I have prayed at the mosques in Makkah and Madina, and what I found extremely remarkable is that the shops bordering these two great mosques close up barely a minute before prayer times and open up a minute later. None of the stretch of a 5-10 minute prayer break into a one hour rest period.
And understandably, most of the sufferings from such louts of loiter falls upon women. Very few establishments here show any care or concern for the needs of women during prayer times. And as there are very few rest areas for them either, they have to manage and perch themselves on side-railings and sidewalks and wait. It is not very pleasant, and worse so during the hot summer months.
So what should be done? To begin with, employers must limit prayer breaks to realistic and reasonable times. Forty five minutes to an hour is just too long. Employers should note that the times for observing one's faith are being abused by some very unfaithful employees who use these periods as long extended siesta breaks. Essential businesses such as pharmacies and petrol stations should be allowed to remain open while their staff coordinate their prayers through staggering.

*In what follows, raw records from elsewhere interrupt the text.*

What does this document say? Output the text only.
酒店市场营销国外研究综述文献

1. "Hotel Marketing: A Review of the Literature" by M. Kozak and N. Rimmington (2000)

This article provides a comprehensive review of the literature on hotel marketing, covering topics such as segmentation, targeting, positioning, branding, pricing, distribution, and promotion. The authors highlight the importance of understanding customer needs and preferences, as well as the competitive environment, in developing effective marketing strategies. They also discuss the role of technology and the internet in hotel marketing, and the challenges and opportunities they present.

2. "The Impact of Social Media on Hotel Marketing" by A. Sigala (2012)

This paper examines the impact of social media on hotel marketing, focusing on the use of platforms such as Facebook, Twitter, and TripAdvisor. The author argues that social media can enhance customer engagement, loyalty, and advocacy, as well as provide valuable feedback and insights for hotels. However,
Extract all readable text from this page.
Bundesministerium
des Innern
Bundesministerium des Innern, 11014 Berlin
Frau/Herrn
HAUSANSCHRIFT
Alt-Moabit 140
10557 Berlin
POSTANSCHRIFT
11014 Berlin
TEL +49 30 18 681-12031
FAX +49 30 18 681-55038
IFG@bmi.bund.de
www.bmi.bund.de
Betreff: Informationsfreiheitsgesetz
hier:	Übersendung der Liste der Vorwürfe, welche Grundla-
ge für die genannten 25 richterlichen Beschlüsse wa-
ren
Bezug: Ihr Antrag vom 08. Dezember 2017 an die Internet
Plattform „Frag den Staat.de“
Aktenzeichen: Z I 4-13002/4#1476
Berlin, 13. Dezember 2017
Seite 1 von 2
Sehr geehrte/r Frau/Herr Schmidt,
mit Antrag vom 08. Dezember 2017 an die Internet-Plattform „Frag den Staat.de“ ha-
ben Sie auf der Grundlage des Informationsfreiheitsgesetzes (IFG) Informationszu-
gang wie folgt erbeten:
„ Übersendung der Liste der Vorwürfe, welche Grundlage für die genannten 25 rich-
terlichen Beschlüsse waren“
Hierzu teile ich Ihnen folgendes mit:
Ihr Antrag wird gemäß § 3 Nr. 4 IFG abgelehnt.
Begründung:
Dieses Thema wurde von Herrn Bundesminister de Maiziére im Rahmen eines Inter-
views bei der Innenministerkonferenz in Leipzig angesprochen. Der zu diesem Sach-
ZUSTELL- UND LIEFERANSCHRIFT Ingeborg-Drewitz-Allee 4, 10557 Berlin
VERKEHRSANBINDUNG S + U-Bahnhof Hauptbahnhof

And facilities should be set aside to where women and children can pray or rest comfortably while the stores are shut down. It is not enough to simply boot them out of stores and onto hallways of crowded malls and sidewalks where comfortable seating is usually non-existent, or where summer temperatures can be torturous in a fully cloaked black abaya..
Don't get me wrong. This is not an attack on those who close up to practise their faith. For each one of us should be granted those times to say our prayers, and within a reasonable time. But for those who chose instead to use these times as long and happy breaks, to them I say enough is enough!
Tariq A. Al Maeena is a Saudi socio-political commentator. He lives in Jeddah, Saudi Arabia.